Thankfully in the last year, car companies have publicly come out and admitted to needing significant changes to their car GUI’s. Ford is pushing out their latest in-car entertainment system called SYNC 3, which includes a “capacitive touch screen, better integration with smartphone apps and, eventually, support for Android Auto and Apple CarPlay.”
This was followed by Ford CEO Mark Fields speaking at CES 2015 where he highlighted just how important Ford was taking the future of technology in their automobiles. In his keynote, Field talked about data being their biggest asset and the need for Ford to develop applications that can work across multiple transportation systems.
As ZDNet put it, “Ford is a good example of how every company is becoming a tech company.”
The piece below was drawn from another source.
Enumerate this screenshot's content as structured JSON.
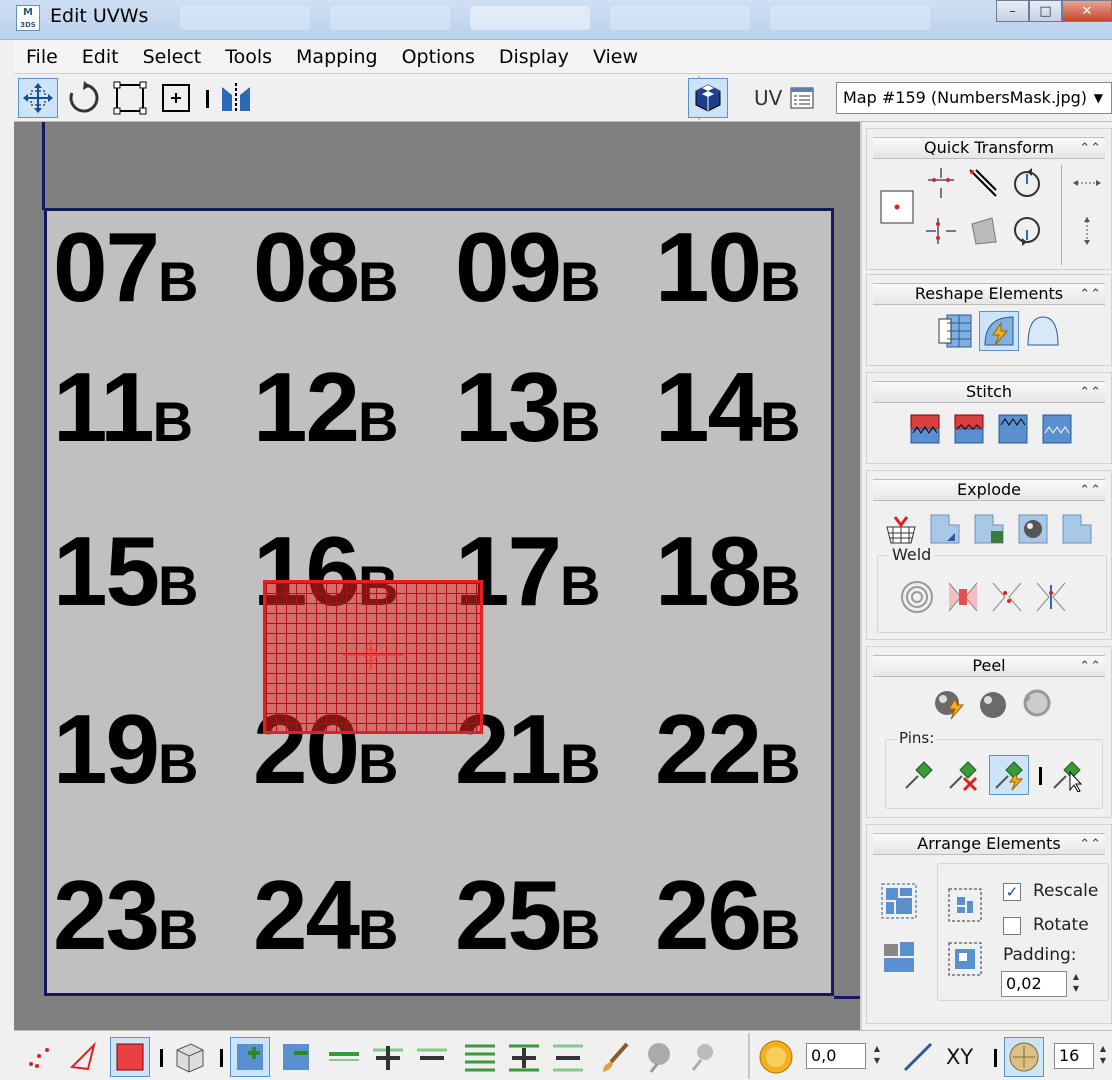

At the moment, Ford is experimenting with automobiles in India and China where hundreds of volunteer employees are using data from in-vehicle sensors. One area of concern that Fields noted in his speech at CES was just how much data was being used by the tested volunteers in the car and the car system itself. In initial tests, Ford saw “upwards of 25GB of information per hour.”
I am sure that AT&T and other carriers saw this stat and began to dance in the streets. AT&T already has deals with several automobile companies and is pushing the idea that it “makes sense” for carriers to add any data used in the car to that consumers personal data plan. It makes sense to AT&T who would love to see this immense amount of data being added to customers plans thus resulting in many customers needing to purchase higher data plans.
That type of thought from AT&T is why I am skeptical as to whether in-vehicle connectivity will actually take off with customers. People already have a smartphone that they likely paid a high amount for in today’s market. Will they really want to pay an additional amount for this type of connection?